Robert I. Lancaster, a Maine attorney who is serving as special master in the case, in a conference call also called the media “relentless and ruthless” and said “they will do everything they can to publish everything that they can find out.”
Claiming that Georgia’s unchecked growth and water use was harming Apalachicola Bay oysters and the seafood industry, Florida Gov. Rick Scott in 2013 asked the Supreme Court to allocate water between the two states. The Supreme Court last November appointed Lancaster to oversee the case.
In March, Scott asked Georgia Gov. Nathan Deal to forward a proposal for resolving differences between the states. Scott’s letter was in response to Deal’s request in February to meet on the issue.
On April 2, Florida and Georgia together asked Lancaster to order that meetings, other communications and documents involving negotiations be kept confidential. In a telephone transcript filed Friday, Lancaster told attorneys from the states he would issue such an order.
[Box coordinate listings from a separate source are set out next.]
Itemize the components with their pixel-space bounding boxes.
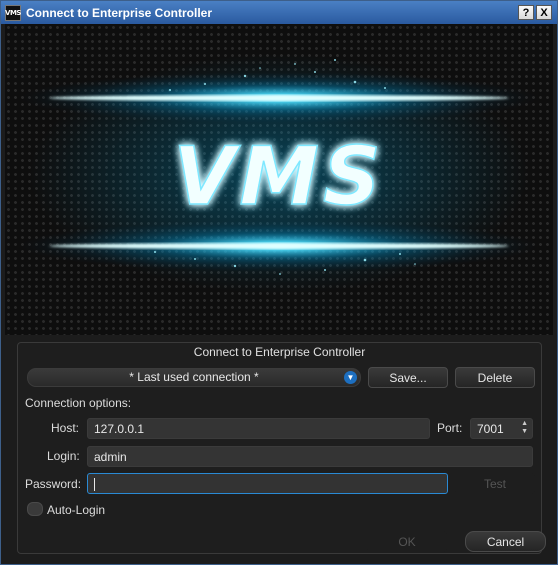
login-label: Login: — [47, 449, 80, 463]
connection-select[interactable]: * Last used connection * ▼ — [27, 368, 361, 387]
connection-select-value: * Last used connection * — [129, 370, 259, 384]
connection-options-label: Connection options: — [25, 396, 132, 410]
window-title: Connect to Enterprise Controller — [26, 5, 213, 20]
port-value: 7001 — [477, 422, 504, 436]
test-button[interactable]: Test — [455, 473, 535, 494]
close-button[interactable]: X — [536, 5, 552, 20]
logo-artwork: VMS — [19, 54, 539, 294]
chevron-down-icon: ▼ — [344, 371, 357, 384]
title-bar[interactable]: VMS Connect to Enterprise Controller ? X — [1, 1, 557, 24]
ok-button[interactable]: OK — [367, 531, 447, 552]
spinner-arrows-icon[interactable]: ▲ ▼ — [521, 420, 528, 436]
vms-logo-banner: VMS — [5, 24, 553, 335]
vms-logo-text: VMS — [173, 130, 384, 223]
connect-dialog-window: VMS Connect to Enterprise Controller ? X — [0, 0, 558, 565]
connection-panel: Connect to Enterprise Controller * Last … — [17, 342, 542, 554]
auto-login-checkbox[interactable] — [27, 502, 43, 516]
save-button[interactable]: Save... — [368, 367, 448, 388]
panel-header: Connect to Enterprise Controller — [193, 345, 366, 359]
auto-login-label: Auto-Login — [47, 503, 106, 517]
password-input[interactable] — [87, 473, 448, 494]
port-label: Port: — [437, 421, 463, 435]
password-label: Password: — [25, 477, 82, 491]
cancel-button[interactable]: Cancel — [465, 531, 546, 552]
delete-button[interactable]: Delete — [455, 367, 535, 388]
host-label: Host: — [51, 421, 80, 435]
port-spinbox[interactable]: 7001 ▲ ▼ — [470, 418, 533, 439]
text-cursor — [94, 478, 95, 492]
host-input[interactable]: 127.0.0.1 — [87, 418, 430, 439]
login-input[interactable]: admin — [87, 446, 533, 467]
help-button[interactable]: ? — [518, 5, 534, 20]
app-icon: VMS — [5, 4, 21, 21]
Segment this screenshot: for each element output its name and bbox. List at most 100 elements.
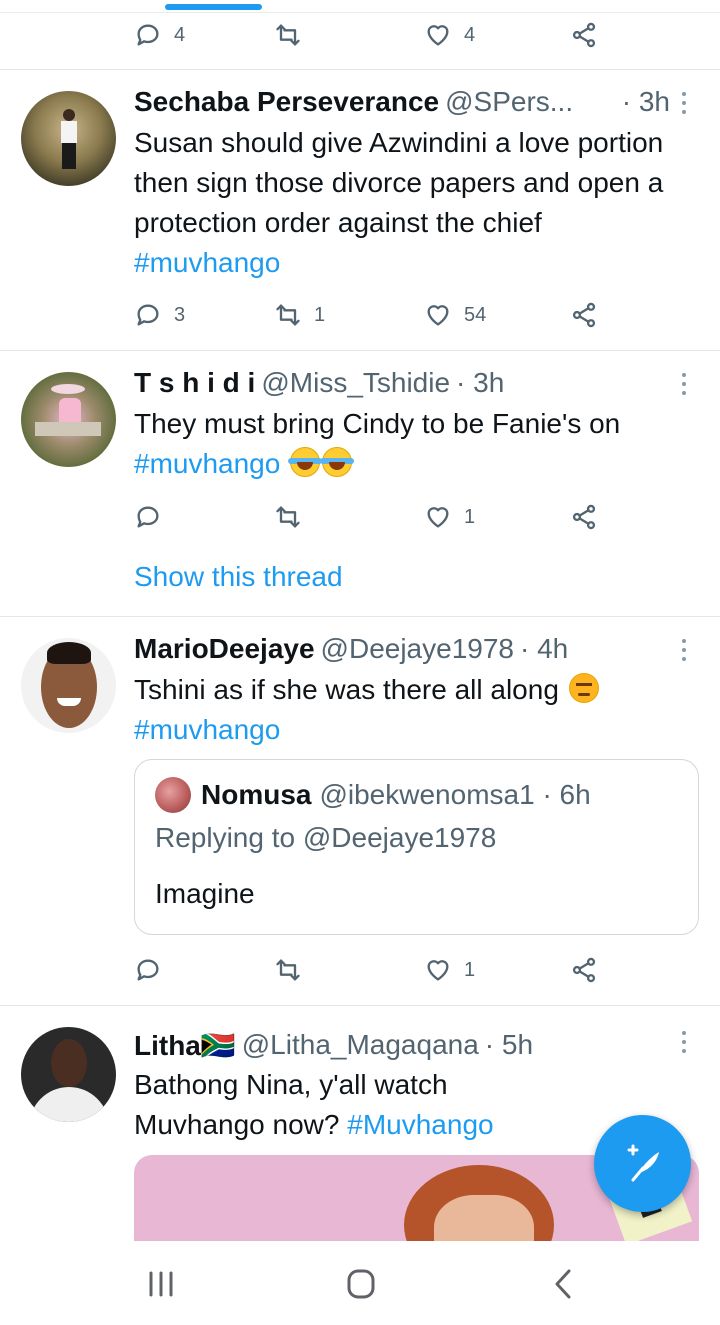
heart-icon — [427, 25, 449, 46]
like-button[interactable]: 4 — [424, 15, 475, 55]
recent-apps-button[interactable] — [141, 1267, 181, 1301]
hashtag-link[interactable]: #muvhango — [134, 247, 280, 278]
retweet-count: 1 — [314, 303, 326, 326]
reply-button[interactable] — [134, 950, 174, 990]
reply-button[interactable]: 3 — [134, 295, 185, 335]
share-icon — [572, 504, 596, 530]
back-button[interactable] — [544, 1267, 584, 1301]
quoted-tweet-header: Nomusa @ibekwenomsa1 · 6h — [155, 777, 591, 813]
divider — [0, 1005, 720, 1006]
like-button[interactable]: 1 — [424, 950, 475, 990]
avatar[interactable] — [21, 91, 116, 186]
display-name[interactable]: Litha🇿🇦 — [134, 1029, 236, 1062]
display-name[interactable]: MarioDeejaye — [134, 633, 315, 665]
back-icon — [555, 1269, 571, 1299]
share-button[interactable] — [570, 497, 598, 537]
share-button[interactable] — [570, 295, 598, 335]
reply-icon — [137, 24, 159, 46]
retweet-icon — [276, 24, 300, 46]
hashtag-link[interactable]: #muvhango — [134, 448, 280, 479]
share-button[interactable] — [570, 15, 598, 55]
display-name[interactable]: T s h i d i — [134, 367, 255, 399]
reply-button[interactable] — [134, 497, 174, 537]
retweet-icon — [276, 304, 300, 326]
tweet-body: They must bring Cindy to be Fanie's on — [134, 408, 621, 439]
avatar[interactable] — [21, 638, 116, 733]
home-button[interactable] — [341, 1267, 381, 1301]
share-button[interactable] — [570, 950, 598, 990]
avatar[interactable] — [21, 372, 116, 467]
user-handle: @ibekwenomsa1 · 6h — [319, 779, 591, 810]
user-handle[interactable]: @Miss_Tshidie — [261, 367, 450, 399]
more-options-button[interactable] — [672, 88, 696, 118]
show-thread-link[interactable]: Show this thread — [134, 561, 343, 593]
user-handle[interactable]: @Litha_Magaqana — [242, 1029, 479, 1061]
tweet-actions: 1 — [134, 497, 604, 537]
avatar — [155, 777, 191, 813]
divider — [0, 12, 720, 13]
more-options-button[interactable] — [672, 369, 696, 399]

“You can be sure that I will enter a confidentiality order shortly,” Lancaster said in the transcript of an April 7 conference call. “I have not taken a look at the — the points that you made; but if you’re confident that it would act as a shield from the freedom of access laws, that’s fine.”
Soon after he was appointed in November, Lancaster encouraged Florida and Georgia to work on settling the case while also urging them against talking to news reporters.
Lancaster told the states on a Dec. 1 conference call to “use restraint in correspondence with or discussions with the media.”
“My long-term experience with them is that they will take things out of context,” Lancaster said, “and you’ll be trying to explain them for the rest of your lives.”
Scott and Deal used a federal court order in 2010 to shield records involving water talks that led to Florida filing the 2013 lawsuit with the Supreme Court.
When Scott announced his lawsuit, he said Georgia had not negotiated in good faith over water. But Deal said his state had offered a “comprehensive framework” for a water agreement and Florida had never responded.
Both states refused to release records involving the talks because of the confidentiality order issued in 2010 by U.S. District Judge Paul A Magnuson. There have been no filings in that district court case since April 2013.
Alabama, Florida and Georgia have been fighting in federal court since 1990 over water from the Apalachicola, Chattahoochee and Flint rivers. Florida now says Alabama doesn’t need to be involved in the Supreme Court case because the dispute focuses on Georgia’s water use.